You have a region, say the set of points $(x,y,z)$ such that $x^2 + y^2 + z^2 < R^2$
You're trying to predict the behavior of the electromagnetic field in that region at time $t+\delta t$.
Then it is sufficient to know the values of the electromagnetic field in the region $x^2 + y^2 + z^2 < (R+c \delta t)^2$ at time $t$

[edit:] What I said is not true if you have charges within the region. So for simplicity, let's assume that we also know that there are no charges in the region $x^2 + y^2 + z^2 < (R+c \delta t)^2$ at time $t$.

I don't understand the sense in which plane waves make any difference.

#### TrickyDicky

I don't understand what you mean. Maxwell's equations are local, regardless of whether your solution is a plane wave or not.

You have a region, say the set of points $(x,y,z)$ such that $x^2 + y^2 + z^2 < R^2$
You're trying to predict the behavior of the electromagnetic field in that region at time $t+\delta t$.
Then it is sufficient to know the values of the electromagnetic field in the region $x^2 + y^2 + z^2 < (R+c \delta t)^2$ at time $t$

[edit:] What I said is not true if you have charges within the region. So for simplicity, let's assume that we also know that there are no charges in the region $x^2 + y^2 + z^2 < (R+c \delta t)^2$ at time $t$.
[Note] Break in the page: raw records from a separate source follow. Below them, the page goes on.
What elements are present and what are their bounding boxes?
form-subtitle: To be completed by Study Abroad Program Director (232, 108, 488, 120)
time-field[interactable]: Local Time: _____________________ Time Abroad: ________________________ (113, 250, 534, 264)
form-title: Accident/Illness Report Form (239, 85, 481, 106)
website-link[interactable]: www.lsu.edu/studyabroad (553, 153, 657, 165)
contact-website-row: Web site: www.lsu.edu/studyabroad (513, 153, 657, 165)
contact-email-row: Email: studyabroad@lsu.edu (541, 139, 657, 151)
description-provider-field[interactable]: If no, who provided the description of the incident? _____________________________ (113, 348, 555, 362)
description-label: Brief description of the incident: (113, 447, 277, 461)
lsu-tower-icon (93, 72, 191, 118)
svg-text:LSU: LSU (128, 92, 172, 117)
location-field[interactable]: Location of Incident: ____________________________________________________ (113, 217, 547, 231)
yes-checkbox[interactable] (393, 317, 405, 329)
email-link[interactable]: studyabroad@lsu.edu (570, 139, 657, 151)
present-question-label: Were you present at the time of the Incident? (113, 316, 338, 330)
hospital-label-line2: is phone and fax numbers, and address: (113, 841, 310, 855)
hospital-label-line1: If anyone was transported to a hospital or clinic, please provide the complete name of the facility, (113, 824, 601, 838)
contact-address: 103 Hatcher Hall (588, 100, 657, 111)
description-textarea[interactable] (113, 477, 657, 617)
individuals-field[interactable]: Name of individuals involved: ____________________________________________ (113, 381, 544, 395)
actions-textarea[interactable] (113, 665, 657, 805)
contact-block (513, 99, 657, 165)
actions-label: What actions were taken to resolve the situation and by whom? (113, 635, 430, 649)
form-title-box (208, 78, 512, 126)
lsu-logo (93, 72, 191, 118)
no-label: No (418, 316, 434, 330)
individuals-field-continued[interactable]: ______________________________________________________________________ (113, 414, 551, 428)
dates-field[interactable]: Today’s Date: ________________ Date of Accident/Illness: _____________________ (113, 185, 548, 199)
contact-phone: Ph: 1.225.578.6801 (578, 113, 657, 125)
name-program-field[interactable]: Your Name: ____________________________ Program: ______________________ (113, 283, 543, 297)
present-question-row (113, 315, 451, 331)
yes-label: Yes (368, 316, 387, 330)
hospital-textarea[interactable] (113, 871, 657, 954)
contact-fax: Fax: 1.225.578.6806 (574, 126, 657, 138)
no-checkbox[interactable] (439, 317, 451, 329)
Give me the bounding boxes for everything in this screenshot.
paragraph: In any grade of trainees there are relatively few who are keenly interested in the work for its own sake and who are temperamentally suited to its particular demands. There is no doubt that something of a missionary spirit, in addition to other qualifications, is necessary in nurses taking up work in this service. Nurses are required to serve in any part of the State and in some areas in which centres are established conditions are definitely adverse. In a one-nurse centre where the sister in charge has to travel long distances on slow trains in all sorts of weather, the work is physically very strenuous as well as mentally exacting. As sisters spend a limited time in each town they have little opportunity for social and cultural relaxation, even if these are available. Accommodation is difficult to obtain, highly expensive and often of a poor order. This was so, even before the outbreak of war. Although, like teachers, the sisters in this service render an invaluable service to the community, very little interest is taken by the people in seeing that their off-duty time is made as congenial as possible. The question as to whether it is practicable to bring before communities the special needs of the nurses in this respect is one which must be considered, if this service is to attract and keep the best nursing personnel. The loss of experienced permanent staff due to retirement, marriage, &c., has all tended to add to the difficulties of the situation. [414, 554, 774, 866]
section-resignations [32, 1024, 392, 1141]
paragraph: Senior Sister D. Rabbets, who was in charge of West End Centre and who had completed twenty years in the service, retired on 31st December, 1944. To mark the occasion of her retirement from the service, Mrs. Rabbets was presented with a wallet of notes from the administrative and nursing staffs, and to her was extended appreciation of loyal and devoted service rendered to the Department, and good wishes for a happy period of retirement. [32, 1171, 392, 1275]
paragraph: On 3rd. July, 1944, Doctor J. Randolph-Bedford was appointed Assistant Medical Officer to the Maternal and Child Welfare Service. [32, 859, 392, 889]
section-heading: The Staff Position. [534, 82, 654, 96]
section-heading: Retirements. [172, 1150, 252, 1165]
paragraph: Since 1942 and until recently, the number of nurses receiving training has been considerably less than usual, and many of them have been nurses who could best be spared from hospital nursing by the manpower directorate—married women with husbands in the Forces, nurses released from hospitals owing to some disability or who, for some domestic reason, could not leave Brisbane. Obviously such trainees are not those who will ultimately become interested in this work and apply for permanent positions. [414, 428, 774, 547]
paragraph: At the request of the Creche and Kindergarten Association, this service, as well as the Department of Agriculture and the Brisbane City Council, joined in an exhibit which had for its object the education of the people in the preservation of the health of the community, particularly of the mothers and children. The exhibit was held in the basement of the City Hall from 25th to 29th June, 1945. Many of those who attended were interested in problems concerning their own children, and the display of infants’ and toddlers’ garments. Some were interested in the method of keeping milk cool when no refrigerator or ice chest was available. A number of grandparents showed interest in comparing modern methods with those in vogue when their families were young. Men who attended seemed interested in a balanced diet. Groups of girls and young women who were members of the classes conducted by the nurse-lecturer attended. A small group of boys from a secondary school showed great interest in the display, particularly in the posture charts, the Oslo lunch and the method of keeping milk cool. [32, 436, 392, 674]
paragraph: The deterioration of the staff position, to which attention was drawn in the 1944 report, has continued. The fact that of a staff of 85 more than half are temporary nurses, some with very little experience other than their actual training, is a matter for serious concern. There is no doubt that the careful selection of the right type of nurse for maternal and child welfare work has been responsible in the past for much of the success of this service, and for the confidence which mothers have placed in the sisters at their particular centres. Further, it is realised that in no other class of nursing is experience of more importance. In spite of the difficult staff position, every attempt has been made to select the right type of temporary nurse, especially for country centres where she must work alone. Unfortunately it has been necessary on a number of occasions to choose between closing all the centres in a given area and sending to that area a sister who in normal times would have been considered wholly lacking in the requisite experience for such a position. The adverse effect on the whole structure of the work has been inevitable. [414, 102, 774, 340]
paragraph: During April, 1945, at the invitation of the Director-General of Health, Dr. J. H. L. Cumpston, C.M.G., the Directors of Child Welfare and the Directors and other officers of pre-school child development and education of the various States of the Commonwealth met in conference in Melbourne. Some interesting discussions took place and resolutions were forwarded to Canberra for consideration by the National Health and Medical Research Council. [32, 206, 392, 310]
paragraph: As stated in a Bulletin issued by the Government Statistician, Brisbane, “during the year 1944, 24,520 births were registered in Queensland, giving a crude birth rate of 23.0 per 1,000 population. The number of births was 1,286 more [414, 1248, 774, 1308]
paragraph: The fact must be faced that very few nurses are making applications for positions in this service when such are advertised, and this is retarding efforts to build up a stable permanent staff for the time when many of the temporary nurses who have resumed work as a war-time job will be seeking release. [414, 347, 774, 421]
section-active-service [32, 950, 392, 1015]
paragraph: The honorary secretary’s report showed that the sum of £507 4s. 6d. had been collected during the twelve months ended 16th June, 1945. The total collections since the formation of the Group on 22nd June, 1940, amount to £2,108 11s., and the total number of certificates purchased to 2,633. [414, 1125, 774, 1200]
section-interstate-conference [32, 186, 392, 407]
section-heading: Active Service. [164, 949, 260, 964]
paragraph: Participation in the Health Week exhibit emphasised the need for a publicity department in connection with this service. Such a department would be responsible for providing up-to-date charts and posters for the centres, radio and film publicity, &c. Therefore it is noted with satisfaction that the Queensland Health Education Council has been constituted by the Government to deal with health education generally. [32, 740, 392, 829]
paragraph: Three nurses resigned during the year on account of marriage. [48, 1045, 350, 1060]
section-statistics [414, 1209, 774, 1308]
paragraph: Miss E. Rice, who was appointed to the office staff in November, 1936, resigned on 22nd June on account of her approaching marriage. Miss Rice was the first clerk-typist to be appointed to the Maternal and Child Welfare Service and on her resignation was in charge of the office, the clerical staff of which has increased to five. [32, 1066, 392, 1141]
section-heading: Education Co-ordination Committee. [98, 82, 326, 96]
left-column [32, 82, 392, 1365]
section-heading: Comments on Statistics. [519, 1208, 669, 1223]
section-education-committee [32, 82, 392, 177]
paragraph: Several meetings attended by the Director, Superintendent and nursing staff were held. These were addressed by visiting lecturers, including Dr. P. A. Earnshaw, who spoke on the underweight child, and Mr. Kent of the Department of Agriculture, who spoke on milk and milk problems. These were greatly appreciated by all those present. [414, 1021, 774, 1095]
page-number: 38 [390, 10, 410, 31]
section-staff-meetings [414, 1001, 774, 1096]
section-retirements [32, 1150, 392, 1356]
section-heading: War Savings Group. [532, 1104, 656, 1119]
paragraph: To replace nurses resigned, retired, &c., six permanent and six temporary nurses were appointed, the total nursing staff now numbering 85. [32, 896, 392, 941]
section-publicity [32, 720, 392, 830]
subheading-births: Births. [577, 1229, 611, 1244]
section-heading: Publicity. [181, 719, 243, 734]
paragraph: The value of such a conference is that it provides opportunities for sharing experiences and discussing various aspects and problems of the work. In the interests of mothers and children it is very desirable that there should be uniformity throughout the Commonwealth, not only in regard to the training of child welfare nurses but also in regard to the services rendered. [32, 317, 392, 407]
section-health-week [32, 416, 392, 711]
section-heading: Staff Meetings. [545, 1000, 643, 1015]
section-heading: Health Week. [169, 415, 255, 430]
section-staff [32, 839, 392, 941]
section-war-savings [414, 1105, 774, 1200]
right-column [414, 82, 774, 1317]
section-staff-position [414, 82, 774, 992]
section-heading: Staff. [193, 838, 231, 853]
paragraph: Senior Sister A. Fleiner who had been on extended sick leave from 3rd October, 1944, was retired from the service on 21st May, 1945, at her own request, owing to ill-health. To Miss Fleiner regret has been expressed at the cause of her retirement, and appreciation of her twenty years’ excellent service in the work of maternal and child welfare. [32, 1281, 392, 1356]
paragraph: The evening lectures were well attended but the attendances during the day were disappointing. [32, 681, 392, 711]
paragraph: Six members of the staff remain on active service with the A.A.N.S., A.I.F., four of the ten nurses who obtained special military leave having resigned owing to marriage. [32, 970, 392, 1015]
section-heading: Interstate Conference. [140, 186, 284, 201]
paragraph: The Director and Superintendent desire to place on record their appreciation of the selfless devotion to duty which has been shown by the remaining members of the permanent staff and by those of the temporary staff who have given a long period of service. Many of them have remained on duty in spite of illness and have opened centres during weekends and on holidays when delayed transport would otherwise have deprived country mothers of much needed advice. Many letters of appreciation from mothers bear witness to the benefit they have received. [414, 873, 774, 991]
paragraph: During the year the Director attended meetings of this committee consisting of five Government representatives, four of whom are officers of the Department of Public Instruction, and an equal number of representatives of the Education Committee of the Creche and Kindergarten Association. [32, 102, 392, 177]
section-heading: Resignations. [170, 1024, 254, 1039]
I don't understand the sense in which plane waves make any difference.
That's propagation of signals by any field. The definition of locality usually (in
Einstein definition in Wikipedia or the
one linked by zonde and use in Bell's
theorem) talks about objects, and for a
plane wave in vacuum the only way to
define an object includes infinite
extension, for al its properties as a wave.

#### TrickyDicky

I don't understand what you mean. Maxwell's equations are local, regardless of whether your solution is a plane wave or not.
They are local in the operational sense of finite signal propagation speed. But that sense is respected by quantum violations of Bell's inequalities.
Mathematically it is clear how monochromatic plane waves violate the (special relativistic) Minkowskian sense of locality(Einstein locality). Such solutions of Maxwell's equation in vacuum are singular in Minkowski space hyperplanes.